Within the scope of these copyright laws, however, original authors are granted full rights regarding the sale, transfer, or licensing of copyrighted works in one or all of the aforementioned fashions.  During these copyright law agreements, individuals or entities will agree to specific terms of copyright licensing or assignation including date, use, compensation, and virtually any other applicable consideration from either party.  In the event that these terms are not followed by the licensee, or in fewer instances, the assignee, a copyright holder can file suit for copyright infringement.  Likewise, individuals or entities that have their works reproduced, displayed, distributed, or produced in the form of a derivative work without the express permission of the copyright holder may also pursue legal recourse through a copyright infringement suit.

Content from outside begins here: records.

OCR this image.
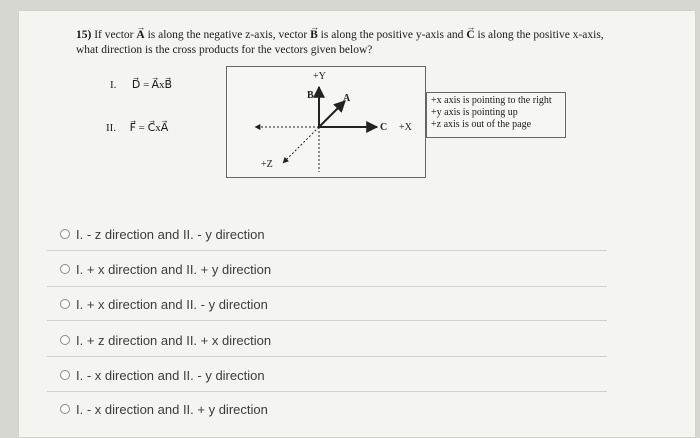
15) If vector → A is along the negative z-axis, vector → B is along the positive y-axis and → C is along the positive x-axis,
what direction is the cross products for the vectors given below?
I. D⃗ = A⃗xB⃗
II. F⃗ = C⃗xA⃗
+Y
B	A
C +X
+Z
+x axis is pointing to the right
+y axis is pointing up
+z axis is out of the page
I. - z direction and II. - y direction
I. + x direction and II. + y direction
I. + x direction and II. - y direction
I. + z direction and II. + x direction
I. - x direction and II. - y direction
I. - x direction and II. + y direction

Copyright Infringement Civil Actions

Proving copyright infringement in the civil courts is contingent on several important encompassing factors.  The first of these is that the plaintiff individual or party indeed actually does hold copyright over an allegedly infringed upon work.  Establishing copyrights is done through the United States Copyright Office in strictest legal sense in most instances.  Once a right of copyright is established in favor of plaintiff parties, the burden of the proof is on the plaintiff’s attorneys to prove the alleged infringement consisted of three crucial elements, which are:

  • Plaintiff’s ownership of a valid copyright, which includes that of an original work of authorship in a fixed, tangible, and material state
  • Actual copying of the work in contention was done by defendant individuals or parties, which can be proven via direct or indirect evidence, including distribution, eyewitness accounts, striking similarity, or even admission by the defendants themselves
  • Defendants then utilized, or misappropriated, infringed upon copyrighted works within the public domain

Generally, in the case of copyright infringement cases, plaintiffs will demand an injunction against any future reproduction, distribution, performance, or production of copyrighted works or plaintiff’s can work out a licensing agreement for future use.  Likewise, past use of a copyrighted works may also be subject to compensation damages in some instances as well.  Additionally, in grievous violations or wanton infringement cases, the courts may also award punitive damages to ensure the judgment awards meet the level of harm done to plaintiffs.